Rob and the midwife checked and weighed Aiden; he was 10lbs 3oz (!) and perfect apart from some bruising.  No small wonder that it took some hard-out pushing and just the right position to bring him out.  I birthed the placenta after half an hour and was checked to find a surface tear that was left to heal without stitches.  Mum and Zyanya were disappointed that they had missed his birth; they cuddled Aiden while I ate and drank.  I talked to my lead midwife Julie on the phone and cried “that was the hardest thing I have ever done in my life!”  She told me I was Superwoman and that she was proud of me for birthing a great big posterior baby without any pain relief.  As she left the second midwife told me I had restored her faith in natural birth.

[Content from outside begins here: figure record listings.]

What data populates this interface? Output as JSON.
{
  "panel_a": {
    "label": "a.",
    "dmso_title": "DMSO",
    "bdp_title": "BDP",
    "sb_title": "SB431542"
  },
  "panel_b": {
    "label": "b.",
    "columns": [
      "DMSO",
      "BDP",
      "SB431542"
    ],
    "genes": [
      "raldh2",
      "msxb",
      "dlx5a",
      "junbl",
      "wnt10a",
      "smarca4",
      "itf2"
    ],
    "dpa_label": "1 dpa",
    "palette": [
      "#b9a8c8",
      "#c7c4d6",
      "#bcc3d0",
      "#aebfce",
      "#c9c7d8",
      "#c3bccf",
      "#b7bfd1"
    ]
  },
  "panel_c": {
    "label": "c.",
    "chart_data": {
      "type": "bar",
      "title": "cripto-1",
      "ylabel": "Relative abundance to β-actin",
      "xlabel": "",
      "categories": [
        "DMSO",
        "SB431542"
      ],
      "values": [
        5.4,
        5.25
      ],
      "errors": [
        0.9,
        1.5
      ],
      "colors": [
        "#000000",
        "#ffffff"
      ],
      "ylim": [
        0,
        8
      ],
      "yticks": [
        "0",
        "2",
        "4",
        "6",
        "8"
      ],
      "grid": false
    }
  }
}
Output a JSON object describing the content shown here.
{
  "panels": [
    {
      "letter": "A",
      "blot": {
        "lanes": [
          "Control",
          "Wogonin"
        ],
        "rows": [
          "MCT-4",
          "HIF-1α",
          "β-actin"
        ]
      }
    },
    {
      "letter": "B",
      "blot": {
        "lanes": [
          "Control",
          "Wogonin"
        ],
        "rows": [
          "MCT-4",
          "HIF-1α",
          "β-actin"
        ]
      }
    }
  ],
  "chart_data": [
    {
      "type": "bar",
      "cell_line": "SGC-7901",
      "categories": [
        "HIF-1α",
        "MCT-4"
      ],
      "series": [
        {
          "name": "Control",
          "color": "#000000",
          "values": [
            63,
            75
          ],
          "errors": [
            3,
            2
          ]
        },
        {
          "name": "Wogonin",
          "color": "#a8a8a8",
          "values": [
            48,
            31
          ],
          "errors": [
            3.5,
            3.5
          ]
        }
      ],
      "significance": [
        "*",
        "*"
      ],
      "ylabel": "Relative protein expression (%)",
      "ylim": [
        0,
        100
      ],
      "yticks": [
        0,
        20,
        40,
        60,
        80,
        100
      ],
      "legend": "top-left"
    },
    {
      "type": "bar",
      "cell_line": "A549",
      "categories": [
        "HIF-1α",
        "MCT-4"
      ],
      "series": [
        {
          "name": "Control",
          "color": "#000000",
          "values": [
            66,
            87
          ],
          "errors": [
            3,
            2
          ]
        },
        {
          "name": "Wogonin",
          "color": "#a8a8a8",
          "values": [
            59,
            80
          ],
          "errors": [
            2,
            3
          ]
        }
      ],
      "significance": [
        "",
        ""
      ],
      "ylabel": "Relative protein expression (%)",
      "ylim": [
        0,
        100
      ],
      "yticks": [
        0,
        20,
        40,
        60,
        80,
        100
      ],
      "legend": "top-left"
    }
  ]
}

But it has taken me several weeks and a number of talks to Julie, Inez, Rob, and Aileen for me to feel like Superwoman.  When we were eventually tucked into our own bed and Arran left to go to Gran’s to play for the day, I felt relieved that my beautiful little boy and I were safe at home and that we hadn’t gone to hospital and been mangled by some suction-wielding obstetrician.  But I also felt an intense sadness that I hadn’t been able to have the birth I wanted and anger at the way the on-call midwife had introduced such anxiety and stress into my birth space.  Looking back at my notes there seems little for her to have been so stressed about, apart from one mention of ‘poor progress’, which made me mad when I read it.  My entire labour was only four hours long and both of our vitals were strong throughout.  So why did she want us in the hospital?  Checking on me later that afternoon she told me I was a very determined woman to birth a big posterior baby at home.  But to me my birth wasn’t abnormal or dangerous; it was just one of the many facets of birth that I had read so many stories of.  It was hard going, at times frustrating and painful, and yes; I had to be determined to fight against carers who weren’t on the same page as me when I was at my most vulnerable.  I was glad that this wasn’t my first time and that my supporters and I had an unwavering commitment to homebirth, otherwise our outcome may not have been as good.

The waves of oxytocin washed over me as I fed Aiden more and fell in love with him, this faded my memories of the pain and eased the physical side of the trauma.  Rob told me in bed that afternoon that he had always believed in me and knew that we were both fine and safe, that helped ease some of the emotional trauma, but the rest has taken me some weeks to work through.  So although I had a labour and birth that was not gentle, dark or quiet and although I had to push instead of breathe baby out, and despite a midwife who did not trust in my ability to birth, I can proudly say I birthed all of my children at home and we were safer and healthier for it.  I am especially grateful for the calm and reassurance Aileen brought to both Aiden and Arran’s births and the strong, quiet support of my husband.  Those who attend birthing women would do well to remember the lasting effect of the attitude and language that they bring into the birthing room.  To steal some words from Ina May Gaskin “If a women doesn’t look (or feel) like a goddess in birth then someone isn’t treating her right.’